Elderly patients should receive a comparatively lower dose than adults. Additionally, when starting treatment with quazepam, users should determine if their starting dose impairs their psychomotor skills significantly. If so, they should speak to their doctor and find out how much they should reduce their dosage.

Similar Benzodiazepines

Quazepam is unique in terms of its pharmacological profile, but that does not mean it doesn’t have similarities with other benzodiazepines.

Fletazepam

In terms of chemical structure, fletazepam holds many similarities with quazepam, although pharmacologically speaking, they’re pretty different. Both compounds are classified as N-triflyouroethyl substituted benzodiazepines.

Cinazepam

Cinazepam is an atypical benzodiazepine derivative, which means it looks like a benzodiazepine but doesn’t act like one. It holds a significant pharmacological similarity with quazepam in that it is also one of the few benzodiazepines which do not disrupt sleep architecture in humans. For this reason, it is also popular as a treatment for insomnia-related conditions.

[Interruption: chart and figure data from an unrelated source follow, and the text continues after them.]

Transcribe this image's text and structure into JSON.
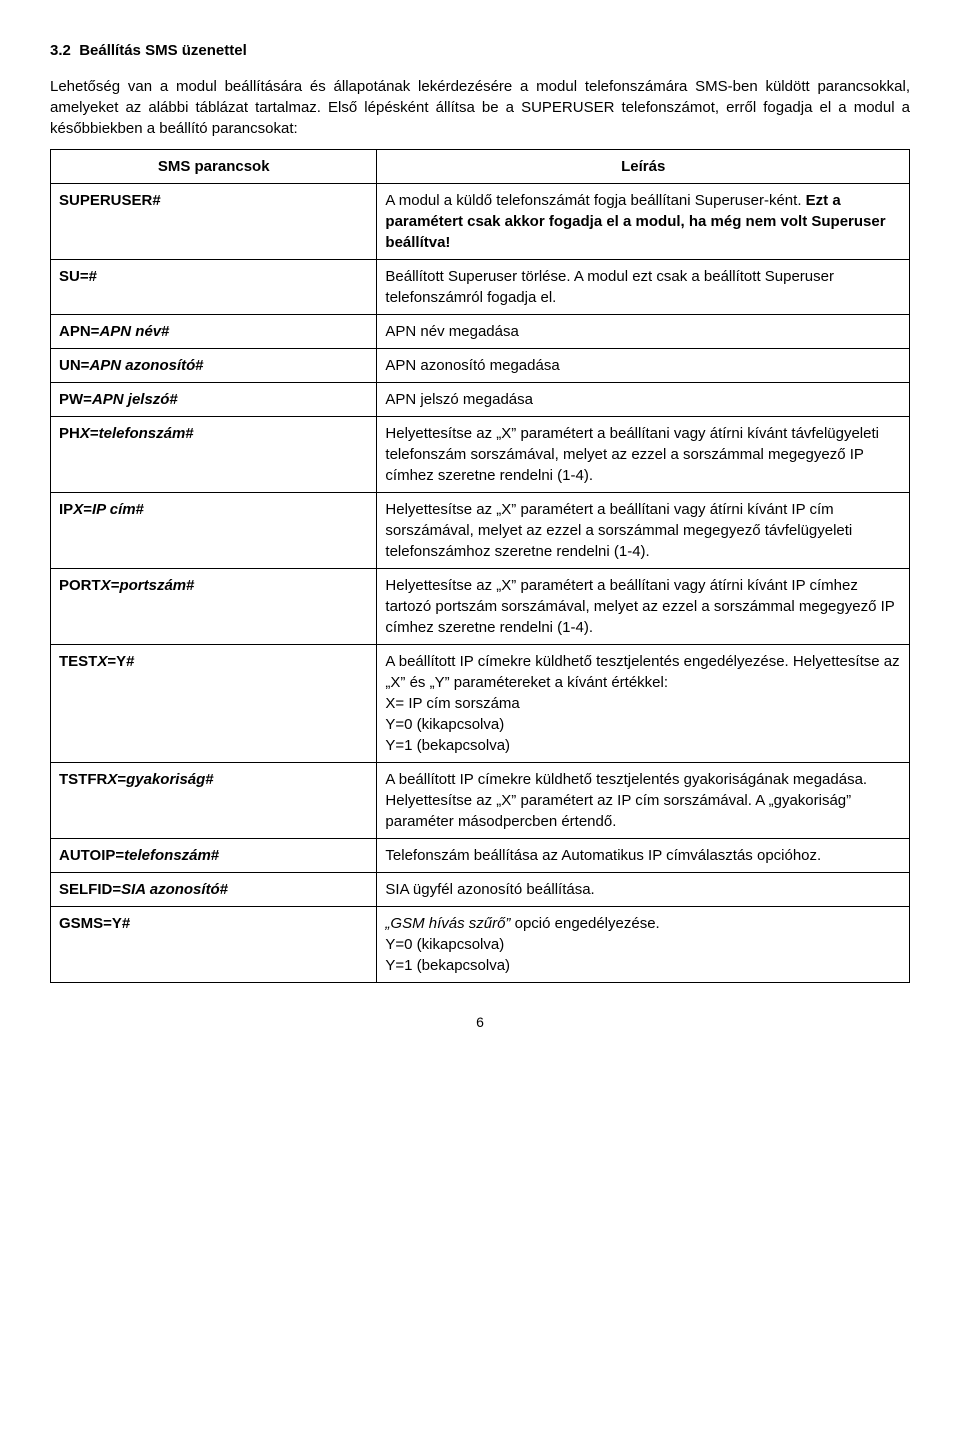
{
  "section": {
    "number": "3.2",
    "title": "Beállítás SMS üzenettel"
  },
  "intro_p1": "Lehetőség van a modul beállítására és állapotának lekérdezésére a modul telefonszámára SMS-ben küldött parancsokkal, amelyeket az alábbi táblázat tartalmaz. Első lépésként állítsa be a SUPERUSER telefonszámot, erről fogadja el a modul a későbbiekben a beállító parancsokat:",
  "table": {
    "header_cmd": "SMS parancsok",
    "header_desc": "Leírás",
    "rows": [
      {
        "cmd": "SUPERUSER#",
        "desc_pre": "A modul a küldő telefonszámát fogja beállítani Superuser-ként. ",
        "desc_bold": "Ezt a paramétert csak akkor fogadja el a modul, ha még nem volt Superuser beállítva!",
        "desc_post": ""
      },
      {
        "cmd": "SU=#",
        "desc": "Beállított Superuser törlése. A modul ezt csak a beállított Superuser telefonszámról fogadja el."
      },
      {
        "cmd_pre": "APN=",
        "cmd_it": "APN név",
        "cmd_post": "#",
        "desc": "APN név megadása"
      },
      {
        "cmd_pre": "UN=",
        "cmd_it": "APN azonosító",
        "cmd_post": "#",
        "desc": "APN azonosító megadása"
      },
      {
        "cmd_pre": "PW=",
        "cmd_it": "APN jelszó",
        "cmd_post": "#",
        "desc": "APN jelszó megadása"
      },
      {
        "cmd_pre": "PH",
        "cmd_it": "X",
        "cmd_mid": "=",
        "cmd_it2": "telefonszám",
        "cmd_post": "#",
        "desc": "Helyettesítse az „X” paramétert a beállítani vagy átírni kívánt távfelügyeleti telefonszám sorszámával, melyet az ezzel a sorszámmal megegyező IP címhez szeretne rendelni (1-4)."
      },
      {
        "cmd_pre": "IP",
        "cmd_it": "X",
        "cmd_mid": "=",
        "cmd_it2": "IP cím",
        "cmd_post": "#",
        "desc": "Helyettesítse az „X” paramétert a beállítani vagy átírni kívánt IP cím sorszámával, melyet az ezzel a sorszámmal megegyező távfelügyeleti telefonszámhoz szeretne rendelni (1-4)."
      },
      {
        "cmd_pre": "PORT",
        "cmd_it": "X",
        "cmd_mid": "=",
        "cmd_it2": "portszám",
        "cmd_post": "#",
        "desc": "Helyettesítse az „X” paramétert a beállítani vagy átírni kívánt IP címhez tartozó portszám sorszámával, melyet az ezzel a sorszámmal megegyező IP címhez szeretne rendelni (1-4)."
      },
      {
        "cmd_pre": "TEST",
        "cmd_it": "X",
        "cmd_mid": "=Y#",
        "desc_lines": [
          "A beállított IP címekre küldhető tesztjelentés engedélyezése. Helyettesítse az „X” és „Y” paramétereket a kívánt értékkel:",
          "X= IP cím sorszáma",
          "Y=0 (kikapcsolva)",
          "Y=1 (bekapcsolva)"
        ]
      },
      {
        "cmd_pre": "TSTFR",
        "cmd_it": "X",
        "cmd_mid": "=",
        "cmd_it2": "gyakoriság",
        "cmd_post": "#",
        "desc": "A beállított IP címekre küldhető tesztjelentés gyakoriságának megadása. Helyettesítse az „X” paramétert az IP cím sorszámával. A „gyakoriság” paraméter másodpercben értendő."
      },
      {
        "cmd_pre": "AUTOIP=",
        "cmd_it": "telefonszám",
        "cmd_post": "#",
        "desc": "Telefonszám beállítása az Automatikus IP címválasztás opcióhoz."
      },
      {
        "cmd_pre": "SELFID=",
        "cmd_it": "SIA azonosító",
        "cmd_post": "#",
        "desc": "SIA ügyfél azonosító beállítása."
      },
      {
        "cmd": "GSMS=Y#",
        "desc_lines": [
          "„GSM hívás szűrő” ",
          "Y=0 (kikapcsolva)",
          "Y=1 (bekapcsolva)"
        ],
        "desc_first_italic_piece": "„GSM hívás szűrő”",
        "desc_first_rest": " opció engedélyezése."
      }
    ]
  },
  "page_number": "6"
}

Natural Alternatives to Benzodiazepines

Users should be aware of the many natural alternatives to benzodiazepines as these compounds could be just as effective while also exposing them to fewer adverse effects.

L-Theanine

L-Theanine, a compound found in green and black tea, has anxiolytic and sedative qualities that, although not as potent, are not dissimilar to benzodiazepines. However, as with most natural alternatives, L-theanine is not as potent as pharmacological benzodiazepines [8].

Kratom

Kratom is a natural herbal compound that has a wide range of benefits. In low doses, it has stimulant and euphoric properties, while in mid-to-high doses, it becomes an anxiolytic and a sedative [9].

Quazepam FAQs

What are the effects of quazepam on sleep?

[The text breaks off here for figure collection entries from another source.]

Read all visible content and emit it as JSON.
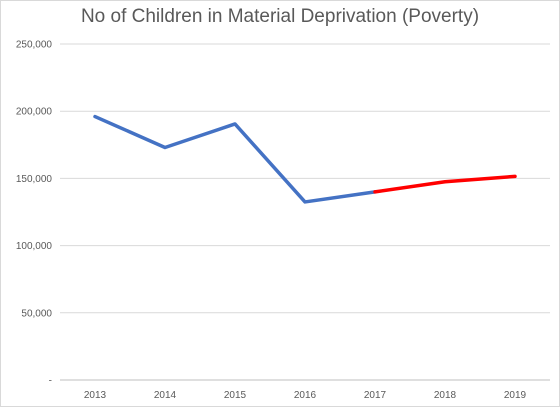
{
  "chart_data": {
    "type": "line",
    "title": "No of Children in Material Deprivation (Poverty)",
    "categories": [
      "2013",
      "2014",
      "2015",
      "2016",
      "2017",
      "2018",
      "2019"
    ],
    "series": [
      {
        "values": [
          196000,
          173000,
          190500,
          132500,
          140000,
          null,
          null
        ],
        "color": "#4472C4"
      },
      {
        "values": [
          null,
          null,
          null,
          null,
          140000,
          147500,
          151500
        ],
        "color": "#FF0000"
      }
    ],
    "ylim": [
      0,
      250000
    ],
    "yticks": [
      "-",
      "50,000",
      "100,000",
      "150,000",
      "200,000",
      "250,000"
    ],
    "grid": true
  }
}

In comparison with the baseline established by the administration of placebo, quazepam in doses of 7.5 to 45 mg decreases sleep latency and percentage of stage 1 sleep. It facilitates sleep maintenance as measured by reductions in the number of awakenings, wake time after sleep onset and total wake time, and prolonged total sleep time. These effects are usually apparent following a single dose. The percentage of sleep spent in stage 2 increases, whereas that of rapid eye movement (REM) sleep and slow wave sleep (stages 3 and 4) is shortened.

Regarding pharmacology, how do quazepam’s active metabolites compare to the parent compound?

It has been shown that N-desalkyl-2-oxoquazepam displays limited pharmacological potential when compared to quazepam. 2-oxoquazepam, on the other hand, displays a comparable pharmacological potential to quazepam.

What formulations is quazepam available in?

Quazepam is available in oral tablets containing either 7.5 or 15 mg.

References

1. Ankier, S. I., & Goa, K. L. (1988). Quazepam. Drugs, 35(1), 42-62.
2. Miura, M., & Ohkubo, T. (2004). In vitro metabolism of quazepam in human liver and intestine and assessment of drug interactions. Xenobiotica, 34(11-12), 1001-1011.
3. Ongini, E., Parravicini, L., Bamonte, F., Guzzon, V., Iorio, L. C., & Barnett, A. (1982). Pharmacological studies with quazepam, a new benzodiazepine hypnotic. Arzneimittel-forschung, 32(11), 1456-1462.
4. Ongini, E., Parravicini, L., Bamonte, F., Guzzon, V., Iorio, L. C., & Barnett, A. (1982). Pharmacological studies with quazepam, a new benzodiazepine hypnotic. Arzneimittel-forschung, 32(11), 1456-1462.
5. Roth, T., Tietz, E. I., Kramer, M., & Kaffeman, M. (1979). The effect of a single dose of quazepam (Sch-16134) on the sleep of chronic insomniacs. Journal of International Medical Research, 7(6), 583-587.
6. Mariotti, M., & Ongini, E. (1983). Differential effects of benzodiazepines on EEG activity and hypnogenic mechanisms of the brain stem in cats. Archives internationales de pharmacodynamie et de thérapie, 264(2), 203-219.
7. Murray, A., Bellville, J. W., Comer, W., & Danielson, L. (1987). Respiratory effects of quazepam and pentobarbital. The Journal of Clinical Pharmacology, 27(4), 310-313.
8. Nathan, P. J., Lu, K., Gray, M., & Oliver, C. (2006). The neuropharmacology of L-theanine (N-ethyl-L-glutamine) a possible neuroprotective and cognitive enhancing agent. Journal of Herbal Pharmacotherapy, 6(2), 21-30.
9. Eastlack, S. C., Cornett, E. M., & Kaye, A. D. (2020). Kratom—Pharmacology, clinical implications, and outlook: a comprehensive review. Pain and therapy, 9(1), 55-69.